The GP is incorrect, but using the absolute number of housing developments in NYC is also misleading (since NYC has lots of middle-income housing developments too).
On average, personal drivers on NYC roads skew towards wealthier and suburban, whereas city dwellers of all demographics broadly ride the subway and other mass transit. Congestion pricing will certainly represent a cost for poorer New Yorkers, but it will disproportionately be shouldered by wealthier demographics that are often on the road by choice (e.g. choosing to commute by car from Long Island because the city has inadvertently subsidized doing so with free parking.)
> 400 housing developments in NYC for lower income folks. Saying that lower income folks don't drive in NYC is bananas
The only people in the projects who have a car work in the trades. They’re largely not paying this charge and/or adding it as a line item to their customers’ bills. A car in Manhattan is an absolute luxury.

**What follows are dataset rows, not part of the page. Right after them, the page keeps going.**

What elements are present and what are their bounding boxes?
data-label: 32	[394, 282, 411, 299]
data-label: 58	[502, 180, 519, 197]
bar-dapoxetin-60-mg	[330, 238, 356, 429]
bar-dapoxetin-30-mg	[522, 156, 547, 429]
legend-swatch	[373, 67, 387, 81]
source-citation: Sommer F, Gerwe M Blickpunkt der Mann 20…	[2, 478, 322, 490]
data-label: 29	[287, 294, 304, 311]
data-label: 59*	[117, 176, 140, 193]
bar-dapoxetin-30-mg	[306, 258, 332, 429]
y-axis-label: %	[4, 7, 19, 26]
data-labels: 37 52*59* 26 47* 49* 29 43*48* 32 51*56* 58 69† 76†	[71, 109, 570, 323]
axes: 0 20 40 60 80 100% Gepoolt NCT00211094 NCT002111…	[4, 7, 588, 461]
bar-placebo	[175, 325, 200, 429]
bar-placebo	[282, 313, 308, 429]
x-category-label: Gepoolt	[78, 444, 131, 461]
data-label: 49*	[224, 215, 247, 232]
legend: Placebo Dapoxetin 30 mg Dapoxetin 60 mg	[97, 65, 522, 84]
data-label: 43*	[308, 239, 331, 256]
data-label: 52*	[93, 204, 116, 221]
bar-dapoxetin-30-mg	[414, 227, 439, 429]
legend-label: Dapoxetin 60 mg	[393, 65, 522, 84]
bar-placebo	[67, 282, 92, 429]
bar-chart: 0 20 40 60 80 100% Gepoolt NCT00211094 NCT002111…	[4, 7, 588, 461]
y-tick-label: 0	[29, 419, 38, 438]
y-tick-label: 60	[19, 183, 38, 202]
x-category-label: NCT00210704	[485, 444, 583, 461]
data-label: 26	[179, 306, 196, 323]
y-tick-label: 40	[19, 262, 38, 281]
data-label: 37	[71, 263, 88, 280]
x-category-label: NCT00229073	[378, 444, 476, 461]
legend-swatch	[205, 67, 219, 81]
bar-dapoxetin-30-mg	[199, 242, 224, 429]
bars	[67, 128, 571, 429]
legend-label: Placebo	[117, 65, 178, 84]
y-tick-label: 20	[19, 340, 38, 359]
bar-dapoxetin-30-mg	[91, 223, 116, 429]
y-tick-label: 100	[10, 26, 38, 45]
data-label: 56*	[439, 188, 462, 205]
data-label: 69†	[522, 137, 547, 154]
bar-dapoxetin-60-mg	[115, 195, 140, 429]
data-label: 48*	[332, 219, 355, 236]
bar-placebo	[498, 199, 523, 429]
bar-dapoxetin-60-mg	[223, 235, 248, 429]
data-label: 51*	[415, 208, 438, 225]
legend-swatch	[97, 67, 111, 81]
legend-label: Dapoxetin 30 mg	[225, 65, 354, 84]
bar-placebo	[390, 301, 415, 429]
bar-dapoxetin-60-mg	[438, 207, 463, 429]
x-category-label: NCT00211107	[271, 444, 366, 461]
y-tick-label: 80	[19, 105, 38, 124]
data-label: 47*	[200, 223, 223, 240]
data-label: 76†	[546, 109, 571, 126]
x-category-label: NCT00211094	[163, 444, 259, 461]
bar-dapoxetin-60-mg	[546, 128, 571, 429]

NYC != Manhattan congestion zone. Plenty of people in lower income groups (literally over a million) live and drive in NYC. A negligible number of them drive into Manhattan for work every day.
They are eligible for discounts after their 10th trip each month.
I think people misinterpreted the point. Saying 'there are no poor people driving and parking in NYC' in an asinine statement when the data clear show that 30% of the drivers into congestion zone are lower income. Whether or not they should, are shouldering more or less of burden, and all of this other nonsense is extraneous.